Sunday 8 May 2011

KRAAK All-Dayer

 
Kraak All Dayer

Stevenson Square

Manchester



Joint MIE & Hibernate promote

7th May 2011

Henry MIE, Danny Saul, Mike Cook, Stephan Mathieu, BJ Nilsen, Wendy Cook, Martyn Walker 

It was all alright in the end but we all know computers were designed to make grown men cry and though there were no actual tears, more than one unhappy soul made his way through a thorny afternoon.

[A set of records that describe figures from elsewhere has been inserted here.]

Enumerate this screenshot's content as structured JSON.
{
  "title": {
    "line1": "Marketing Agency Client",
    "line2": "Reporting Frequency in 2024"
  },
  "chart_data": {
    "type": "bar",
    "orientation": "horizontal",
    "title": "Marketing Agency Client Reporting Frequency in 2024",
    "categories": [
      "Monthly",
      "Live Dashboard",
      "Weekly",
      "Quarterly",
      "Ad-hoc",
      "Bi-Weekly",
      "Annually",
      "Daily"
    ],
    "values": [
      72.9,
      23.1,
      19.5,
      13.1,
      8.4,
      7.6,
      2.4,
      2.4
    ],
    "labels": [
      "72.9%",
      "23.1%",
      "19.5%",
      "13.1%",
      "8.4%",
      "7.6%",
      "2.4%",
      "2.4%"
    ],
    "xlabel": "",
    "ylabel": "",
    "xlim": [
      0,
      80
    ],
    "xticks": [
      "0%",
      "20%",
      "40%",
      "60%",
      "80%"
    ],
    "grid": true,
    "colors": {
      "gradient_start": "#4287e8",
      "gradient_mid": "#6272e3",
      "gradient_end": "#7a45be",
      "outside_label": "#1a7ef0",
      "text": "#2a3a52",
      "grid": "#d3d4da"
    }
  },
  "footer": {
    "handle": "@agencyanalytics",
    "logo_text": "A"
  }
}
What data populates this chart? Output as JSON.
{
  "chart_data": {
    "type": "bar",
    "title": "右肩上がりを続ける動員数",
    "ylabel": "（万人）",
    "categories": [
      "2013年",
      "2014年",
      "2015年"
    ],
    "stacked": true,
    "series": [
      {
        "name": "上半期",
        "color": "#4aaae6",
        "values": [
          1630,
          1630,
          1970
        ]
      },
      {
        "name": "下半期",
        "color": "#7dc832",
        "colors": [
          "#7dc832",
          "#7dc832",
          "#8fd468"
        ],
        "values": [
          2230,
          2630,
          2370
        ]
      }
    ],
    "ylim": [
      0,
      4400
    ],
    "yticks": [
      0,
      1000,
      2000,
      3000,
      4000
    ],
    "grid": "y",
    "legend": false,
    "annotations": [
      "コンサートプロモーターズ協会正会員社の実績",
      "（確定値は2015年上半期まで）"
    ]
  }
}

Ithaca Trio (Oliver Thurley to his mum), busy working on something more complicated than string theory for his MA, decided to showcase it prior to his MA performance piece in three days' time. But the piece of wonder when transferred to the laptop fell over, leaving Ithaca Trio and Tom I'Anson (trombone) on the Leeds – Manchester train with no discernible purpose. Undaunted our heroes composed a new piece en route and despite two noticeable coughs from the computer and a brief (Stan) Laurelesque head-scratching it certainly sounded like music. Well the bits that didn't sound like a trio of Salford busses or a cow in labour.

Talvihorros was less melodic than I'd hoped and at one point decided to explore that interesting fingernails-on-blackboard sound that everyone's so fond of. 

Richard A Ingram, having spent the last ten years of his life standing on stages across the planet as one fifth of Oceansize, was a bundle of nerves for his maiden solo appearance but all went hitch-free as he launched some rich piano samples to bookend a tightly structured crashing core of static.

Simon Scott was next victim to the technical gremlins - his short AV piece refused to come out to play. A gallows was glimpsed outlined against a twilight sky. There were rumours of contact mikes and creakings in the wind but it all remained just a concept.

Relmic Statute is one of the Leeds lot – some while back we saw his maiden performance there where he looked awfully worried. It must be his trademark look. Despite reasonably melodic murmurings he remained miserable throughout.

Danny Saul is a very naughty boy and plays too loudly and hurts eveybody's little ears. And that's a shame because he can produce interesting noises and much of the time he does.

Rob Curgenven, working as TSU with Jörg-Maria Zeger hopped around like a jolly sparrow laughing at the band-practice noises that were leaking from upstairs. Sadly I can remember little of their set beyond dour agricultural pacing from Zeger, ploughing his guitar beneath Curgenven's electronic sunshine and showers.

Simon Scott was living in hope of a wi-fi link which, as things were getting seriously behind time, I rather hoped would fail to materialise but when we returned from The Castle he was in full flight.

BJ Nilsen, Norway, was the next to lay his head on the block and give those gremlins more fun. Pro Logic hung, the rainbow wheel of death spinning and BJ Nilsen threw a wonderful tantrum scratching jack plugs in his palms and flinging things across the floor.

Stephan Mathieu, a neat disciplined German, set up with care and played his set with calm concentration, nudging 5 e-bows with their tiny blue lights like careful chessman. He created an expansive miasmic shifting field of sound. No peaks, no earth-rending cracks here but an enveloping eternity conjured smehow within the finite limits of a 40 minute set in an undistinguished warehouse in this northern industrial town.

Meantime a convocation of wizards assembled on the stone stairs, beardy men with bright ideas about inflicting their human wills on a wilful computer and Lo! eventually it was mended. So, late in the day, BJ Nilsen took to the floor again to rather grand effect for he had waterfalls, bells, and noises hurtling from left to right. Sometimes he grinned, sometimes wound knobs with gritted teeth, nursed a drawn out coda and silence. He looked relieved. 

Like I said, all came right in the end.